The scientists used deep learning, a type of machine learning inspired by the brain’s neural networks, to train their agent on thousands of 360-degree images of different environments.
“Just as you bring in prior information about the regularities that exist in previously experienced environments, like all the grocery stores you have ever been to, this agent searches in a nonexhaustive way,” Grauman said. “It learns to make intelligent guesses about where to gather visual information to succeed in perception tasks.”

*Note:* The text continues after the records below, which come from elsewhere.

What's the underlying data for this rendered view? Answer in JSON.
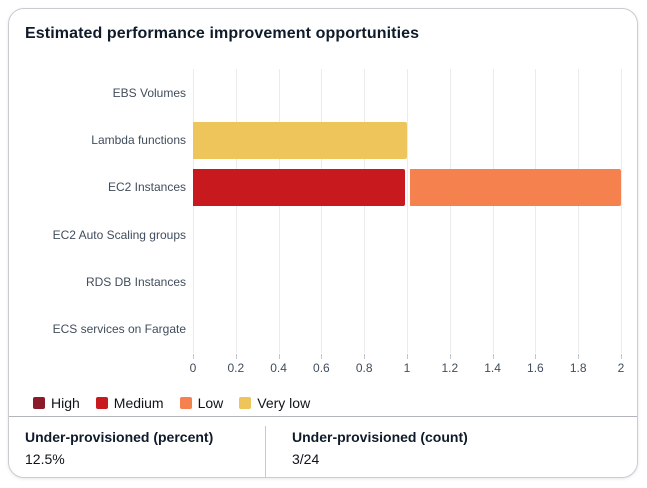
{
  "card": {
    "title": "Estimated performance improvement opportunities"
  },
  "chart_data": {
    "type": "bar",
    "orientation": "horizontal",
    "stacked": true,
    "title": "Estimated performance improvement opportunities",
    "categories": [
      "EBS Volumes",
      "Lambda functions",
      "EC2 Instances",
      "EC2 Auto Scaling groups",
      "RDS DB Instances",
      "ECS services on Fargate"
    ],
    "series": [
      {
        "name": "High",
        "color": "#8b1a2b",
        "values": [
          0,
          0,
          0,
          0,
          0,
          0
        ]
      },
      {
        "name": "Medium",
        "color": "#c8191f",
        "values": [
          0,
          0,
          1,
          0,
          0,
          0
        ]
      },
      {
        "name": "Low",
        "color": "#f5824e",
        "values": [
          0,
          0,
          1,
          0,
          0,
          0
        ]
      },
      {
        "name": "Very low",
        "color": "#edc55b",
        "values": [
          0,
          1,
          0,
          0,
          0,
          0
        ]
      }
    ],
    "xlim": [
      0,
      2
    ],
    "x_ticks": [
      0,
      0.2,
      0.4,
      0.6,
      0.8,
      1,
      1.2,
      1.4,
      1.6,
      1.8,
      2
    ],
    "x_tick_labels": [
      "0",
      "0.2",
      "0.4",
      "0.6",
      "0.8",
      "1",
      "1.2",
      "1.4",
      "1.6",
      "1.8",
      "2"
    ],
    "xlabel": "",
    "ylabel": "",
    "grid": true,
    "gridline_color": "#e9ebed",
    "legend_position": "bottom",
    "legend_entries": [
      "High",
      "Medium",
      "Low",
      "Very low"
    ]
  },
  "footer": {
    "metrics": [
      {
        "label": "Under-provisioned (percent)",
        "value": "12.5%"
      },
      {
        "label": "Under-provisioned (count)",
        "value": "3/24"
      }
    ]
  }
}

One of the main challenges the scientists set for themselves was to design an agent that can work under tight time constraints. This would be critical in a search-and-rescue application. For example, in a burning building, a robot would be called upon to quickly locate people, flames and hazardous materials and relay that information to firefighters.
For now, the new agent operates like a person standing in one spot, with the ability to point a camera in any direction but not able to move to a new position. Or, equivalently, the agent could gaze upon an object it is holding and decide how to turn the object to inspect another side of it. Next, the researchers are developing the system further to work in a fully mobile robot.
Using the supercomputers at UT Austin’s Texas Advanced Computing Center and Department of Computer Science, it took about a day to train their agent using an artificial intelligence approach called reinforcement learning. The team, with Ramakrishnan’s leadership, developed a method for speeding up the training: building a second agent, called a sidekick, to assist the primary agent.
“Using extra information that’s present purely during training helps the (primary) agent learn faster,” Ramakrishnan said.